In November, Tormey, James Redican and witness raided the Baggot Street branch of the National Bank. They got about £3, 000 there. They went to Tara Street after, taking the money from the bank. Tormey went away that evening. Witness handed over the stolen money to him and he took some of it with him. Witness was acting under Tormey at this time. Witness followed Tormey to Westmeath and there was a division of the money but Witness got none. Witness carried on the book in the meantime. In October, the book was making money. They called themselves the ‘Bolsheveki Bookmakers.’
(Cork County Eagle and Munster Advertiser, June 3rd 1922.)
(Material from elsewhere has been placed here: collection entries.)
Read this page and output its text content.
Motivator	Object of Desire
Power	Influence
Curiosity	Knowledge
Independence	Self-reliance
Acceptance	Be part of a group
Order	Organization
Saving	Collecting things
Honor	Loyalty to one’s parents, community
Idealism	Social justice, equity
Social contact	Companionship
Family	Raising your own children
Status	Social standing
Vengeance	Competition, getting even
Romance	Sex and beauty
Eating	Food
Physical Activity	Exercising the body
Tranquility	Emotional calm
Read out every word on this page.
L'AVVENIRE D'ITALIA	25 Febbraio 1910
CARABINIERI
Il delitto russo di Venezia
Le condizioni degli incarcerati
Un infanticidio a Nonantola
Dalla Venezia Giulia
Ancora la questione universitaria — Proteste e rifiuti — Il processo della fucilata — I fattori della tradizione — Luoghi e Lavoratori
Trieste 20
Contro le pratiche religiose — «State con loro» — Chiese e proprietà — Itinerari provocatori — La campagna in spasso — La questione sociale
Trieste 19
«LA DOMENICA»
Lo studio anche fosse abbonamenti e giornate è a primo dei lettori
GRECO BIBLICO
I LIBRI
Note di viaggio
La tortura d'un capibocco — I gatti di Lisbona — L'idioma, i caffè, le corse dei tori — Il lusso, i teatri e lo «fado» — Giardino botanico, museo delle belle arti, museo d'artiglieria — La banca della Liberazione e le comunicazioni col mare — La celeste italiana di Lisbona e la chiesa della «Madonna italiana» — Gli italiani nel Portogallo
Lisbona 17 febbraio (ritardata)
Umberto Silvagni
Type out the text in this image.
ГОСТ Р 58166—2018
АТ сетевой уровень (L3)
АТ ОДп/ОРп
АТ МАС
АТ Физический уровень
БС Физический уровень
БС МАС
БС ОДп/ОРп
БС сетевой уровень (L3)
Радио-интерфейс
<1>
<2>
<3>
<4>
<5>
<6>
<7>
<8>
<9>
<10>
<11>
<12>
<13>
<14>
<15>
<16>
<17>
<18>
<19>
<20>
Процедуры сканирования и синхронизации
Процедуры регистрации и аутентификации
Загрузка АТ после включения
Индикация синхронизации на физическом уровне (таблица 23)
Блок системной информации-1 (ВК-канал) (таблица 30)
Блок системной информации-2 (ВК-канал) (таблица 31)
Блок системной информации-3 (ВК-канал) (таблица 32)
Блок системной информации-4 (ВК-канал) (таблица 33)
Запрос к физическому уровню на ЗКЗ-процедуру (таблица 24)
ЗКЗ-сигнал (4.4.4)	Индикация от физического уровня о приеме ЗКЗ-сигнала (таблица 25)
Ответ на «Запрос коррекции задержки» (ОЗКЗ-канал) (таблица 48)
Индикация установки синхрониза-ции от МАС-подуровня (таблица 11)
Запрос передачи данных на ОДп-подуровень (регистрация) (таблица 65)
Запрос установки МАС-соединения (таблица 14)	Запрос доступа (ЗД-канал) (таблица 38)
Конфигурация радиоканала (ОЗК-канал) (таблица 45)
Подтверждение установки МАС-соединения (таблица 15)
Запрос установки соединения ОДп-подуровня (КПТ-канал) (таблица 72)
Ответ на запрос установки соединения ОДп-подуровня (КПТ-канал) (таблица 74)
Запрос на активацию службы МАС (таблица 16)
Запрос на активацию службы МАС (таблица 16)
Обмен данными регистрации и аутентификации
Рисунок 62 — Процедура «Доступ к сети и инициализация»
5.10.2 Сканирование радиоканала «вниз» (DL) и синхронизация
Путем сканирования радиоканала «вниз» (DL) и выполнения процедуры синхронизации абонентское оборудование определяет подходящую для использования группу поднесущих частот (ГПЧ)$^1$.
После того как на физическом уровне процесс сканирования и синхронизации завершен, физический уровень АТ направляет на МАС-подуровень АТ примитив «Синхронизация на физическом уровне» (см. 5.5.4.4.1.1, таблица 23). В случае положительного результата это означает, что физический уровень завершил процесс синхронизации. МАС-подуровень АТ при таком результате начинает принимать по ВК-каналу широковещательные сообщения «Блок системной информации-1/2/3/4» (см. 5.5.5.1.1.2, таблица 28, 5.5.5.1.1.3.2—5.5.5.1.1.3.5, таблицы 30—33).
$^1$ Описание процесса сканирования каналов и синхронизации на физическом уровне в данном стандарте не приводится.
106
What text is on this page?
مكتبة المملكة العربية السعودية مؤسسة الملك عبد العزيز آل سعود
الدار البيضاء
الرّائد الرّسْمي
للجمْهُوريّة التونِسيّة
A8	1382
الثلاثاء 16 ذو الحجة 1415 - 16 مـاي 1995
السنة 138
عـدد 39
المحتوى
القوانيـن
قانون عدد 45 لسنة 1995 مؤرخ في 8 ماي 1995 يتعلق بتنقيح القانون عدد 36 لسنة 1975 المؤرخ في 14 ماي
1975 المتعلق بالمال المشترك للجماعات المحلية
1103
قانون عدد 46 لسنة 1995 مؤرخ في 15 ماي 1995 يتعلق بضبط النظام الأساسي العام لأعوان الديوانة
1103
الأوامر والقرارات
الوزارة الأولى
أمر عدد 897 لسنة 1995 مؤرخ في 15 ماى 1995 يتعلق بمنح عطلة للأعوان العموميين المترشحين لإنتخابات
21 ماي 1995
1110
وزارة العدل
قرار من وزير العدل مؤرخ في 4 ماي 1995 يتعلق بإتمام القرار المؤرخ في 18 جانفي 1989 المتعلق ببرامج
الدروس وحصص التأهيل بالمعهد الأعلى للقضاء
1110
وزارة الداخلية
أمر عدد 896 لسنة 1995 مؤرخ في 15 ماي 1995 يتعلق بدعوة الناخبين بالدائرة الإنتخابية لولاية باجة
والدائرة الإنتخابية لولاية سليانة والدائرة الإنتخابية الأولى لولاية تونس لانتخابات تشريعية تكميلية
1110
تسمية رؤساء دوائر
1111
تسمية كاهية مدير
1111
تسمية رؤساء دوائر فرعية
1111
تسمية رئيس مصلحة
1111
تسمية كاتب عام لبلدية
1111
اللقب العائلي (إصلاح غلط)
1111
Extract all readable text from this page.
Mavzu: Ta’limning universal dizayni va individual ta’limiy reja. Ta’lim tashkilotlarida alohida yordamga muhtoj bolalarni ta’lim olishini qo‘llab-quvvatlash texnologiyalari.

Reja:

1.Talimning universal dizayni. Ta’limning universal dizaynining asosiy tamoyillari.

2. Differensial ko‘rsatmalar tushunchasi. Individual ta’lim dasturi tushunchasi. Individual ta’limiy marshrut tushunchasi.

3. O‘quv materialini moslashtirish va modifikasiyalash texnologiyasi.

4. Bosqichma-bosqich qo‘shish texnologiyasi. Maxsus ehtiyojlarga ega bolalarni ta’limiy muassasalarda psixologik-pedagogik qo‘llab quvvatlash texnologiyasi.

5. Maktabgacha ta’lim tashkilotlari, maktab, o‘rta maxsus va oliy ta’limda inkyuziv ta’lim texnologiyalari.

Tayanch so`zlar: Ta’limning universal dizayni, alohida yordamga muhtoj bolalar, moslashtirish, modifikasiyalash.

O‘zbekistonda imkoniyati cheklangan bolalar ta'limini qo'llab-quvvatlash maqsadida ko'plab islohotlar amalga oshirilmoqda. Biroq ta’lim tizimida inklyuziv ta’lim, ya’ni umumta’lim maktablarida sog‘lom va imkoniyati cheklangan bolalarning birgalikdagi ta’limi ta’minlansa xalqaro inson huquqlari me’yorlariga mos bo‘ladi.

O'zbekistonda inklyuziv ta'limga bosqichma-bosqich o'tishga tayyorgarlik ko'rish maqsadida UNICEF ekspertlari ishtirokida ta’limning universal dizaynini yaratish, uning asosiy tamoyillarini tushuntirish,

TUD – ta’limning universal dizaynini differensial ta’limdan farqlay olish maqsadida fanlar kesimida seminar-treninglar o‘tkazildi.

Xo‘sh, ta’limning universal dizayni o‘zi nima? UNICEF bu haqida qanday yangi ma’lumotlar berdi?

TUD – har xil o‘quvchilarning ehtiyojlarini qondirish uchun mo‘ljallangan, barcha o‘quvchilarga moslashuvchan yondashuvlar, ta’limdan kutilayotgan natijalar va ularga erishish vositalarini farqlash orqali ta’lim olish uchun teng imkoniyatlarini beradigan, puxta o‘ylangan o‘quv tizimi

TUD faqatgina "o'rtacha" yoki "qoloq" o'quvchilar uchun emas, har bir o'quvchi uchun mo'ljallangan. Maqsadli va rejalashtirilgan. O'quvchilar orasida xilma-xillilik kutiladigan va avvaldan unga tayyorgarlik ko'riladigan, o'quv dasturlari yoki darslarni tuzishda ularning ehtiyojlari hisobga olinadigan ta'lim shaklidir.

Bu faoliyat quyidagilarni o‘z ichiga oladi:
Under the newly formed Free State, the men’s stay in prison was far from comfortable, with neither side willing to give concession to the other. Throughout the Civil War they remained guests of the State, who though petitioned, refused to sanction the release of Thomas even though it was proved could not have been present for the raid which he was serving time for. The men in turn didn’t make it easy for the prison services, and until their release in July 1924, frequently engaged in acts of disobedience, refusing to wear uniforms, attacking warders and undergoing several hunger strikes, one of which in particular almost cost James his life.
Their story does not end there. In 1928 Seán Harling, a brother-in-law to the Redican brothers (having married their sister Dorothy) shot and killed Timothy Coughlan, a 22-year-old IRA Volunteer outside the house he was sharing with the Redican family. Harling, a Republican interned during the Civil War had joined the Secret Services of the Free State in part due to economic reasons, and in part due to enormous pressure exerted by Free State agents. He alleged he was ambushed while returning home from work and retaliated in self-defence. However, medical evidence would suggest otherwise, Coughlan’s wound looking more like an execution rather than a shot fired in haste whilst fleeing. The Redican brothers would take the stand once more, this time for questioning in relation to Coughlan’s death having been present in the house during the shooting; a case that is almost as inconclusive today as it was at the time.